Question 1: What years does this plot include? What is it plotting?

Task 1: Plotting total taxa caught worldwide 1950-2006

Adapting the table you created in the first exercise, select and manipulate the necessary columns to plot the number of total taxa caught each year from 1950 til 2006 using geom_point().

Hint: you may want to use functions like group_by(), tally() and be sure to carefully consider how to handle or omit missing values.

Task 2: Removing incomplete datasets

Species can either have missing data (within a series) or a time range that just doesn’t span the full interval. Grouping by stockid instead of year, build a character vector containing only those stockids that have data for the full range (1950-2006).

Question 2: How many taxa have data for the full range?
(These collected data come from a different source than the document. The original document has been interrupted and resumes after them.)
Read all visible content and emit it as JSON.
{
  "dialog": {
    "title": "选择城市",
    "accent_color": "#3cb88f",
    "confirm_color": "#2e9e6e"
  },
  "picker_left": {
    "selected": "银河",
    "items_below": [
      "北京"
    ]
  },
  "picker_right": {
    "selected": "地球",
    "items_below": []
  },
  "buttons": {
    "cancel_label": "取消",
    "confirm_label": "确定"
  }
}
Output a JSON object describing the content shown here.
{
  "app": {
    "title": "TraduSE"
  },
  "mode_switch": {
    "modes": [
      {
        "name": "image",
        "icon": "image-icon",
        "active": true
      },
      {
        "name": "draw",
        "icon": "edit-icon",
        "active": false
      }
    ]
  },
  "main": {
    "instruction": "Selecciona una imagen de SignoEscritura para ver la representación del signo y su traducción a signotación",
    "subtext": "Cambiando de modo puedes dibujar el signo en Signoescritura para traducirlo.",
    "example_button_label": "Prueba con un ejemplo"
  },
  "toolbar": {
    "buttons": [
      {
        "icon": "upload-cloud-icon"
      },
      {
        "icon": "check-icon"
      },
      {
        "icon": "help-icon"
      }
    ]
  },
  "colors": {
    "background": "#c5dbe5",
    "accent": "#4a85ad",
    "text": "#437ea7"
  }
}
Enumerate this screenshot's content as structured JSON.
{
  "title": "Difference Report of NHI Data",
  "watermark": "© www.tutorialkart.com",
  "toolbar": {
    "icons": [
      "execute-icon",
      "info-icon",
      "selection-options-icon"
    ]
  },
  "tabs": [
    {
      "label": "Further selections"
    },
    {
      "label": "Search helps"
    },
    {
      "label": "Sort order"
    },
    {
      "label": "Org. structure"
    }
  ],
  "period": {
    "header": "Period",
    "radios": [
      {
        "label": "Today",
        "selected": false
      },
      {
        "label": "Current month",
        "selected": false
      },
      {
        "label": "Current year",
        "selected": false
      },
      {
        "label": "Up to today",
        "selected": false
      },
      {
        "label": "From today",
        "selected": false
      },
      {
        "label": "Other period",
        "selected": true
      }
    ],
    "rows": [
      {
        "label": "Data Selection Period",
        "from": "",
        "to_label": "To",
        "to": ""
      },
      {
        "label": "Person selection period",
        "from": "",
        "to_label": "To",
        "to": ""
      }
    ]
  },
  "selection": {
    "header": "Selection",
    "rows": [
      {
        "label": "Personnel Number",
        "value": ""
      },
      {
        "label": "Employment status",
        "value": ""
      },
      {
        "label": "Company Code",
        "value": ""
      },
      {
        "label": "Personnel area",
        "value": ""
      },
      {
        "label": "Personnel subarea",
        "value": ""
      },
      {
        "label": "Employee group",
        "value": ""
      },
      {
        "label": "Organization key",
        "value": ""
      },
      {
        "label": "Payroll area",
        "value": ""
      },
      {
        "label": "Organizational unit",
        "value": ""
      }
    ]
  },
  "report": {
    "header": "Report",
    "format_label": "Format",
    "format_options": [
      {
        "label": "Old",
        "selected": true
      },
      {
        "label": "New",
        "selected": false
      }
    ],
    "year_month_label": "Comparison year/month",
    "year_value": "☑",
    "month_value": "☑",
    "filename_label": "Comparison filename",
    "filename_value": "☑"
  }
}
Task 3: Which fisheries have collapsed?

A fishery may be considered collapsed when total catch (TC) falls below 10% of its peak. For those stocks with complete data sets, create a new tidy table including columns: stockid, TC, year, collapsed, and cumulative, where collapsed is a logical (True or False) for whether or not that fishery could be considered collapsed in that year, and cumulative is the count of total years the fishery has been collapsed at that point in time.

Task 4: Plotting total catch

Using geom_area() plot the TC per stockid acros all years.

Task 5: Calculating percent collapsed

To replicate the original plot, we must calculate the percent of taxa collapsed over time. Using the summarise() function, and only the core stocks that have data across the full interval, build a new tidy table that gives the fraction of all stocks that are collapsed in each year and include a cumulative column that gives the fraction of all years (between 1950 and each year) that has experience at least one collapse.

Hint: when logical vectors are summed or converted to numerics, TRUE = 1 and FALSE = 0.

Task 6: Plotting proportion collapsed over time.

Using geom_line twice to plot two individual lines (of different colors please), plot the cumulative number of collapsed fisheries through time and the fraction of collapsed fishers through time on the same graph.

Hint: try using scale_y_reverse() to flip the y axis for a different perspective on these fractions.

Question 3: What does this graph show us? How is it presenting information differently than the original graph for this exercise? Is it presenting the same information?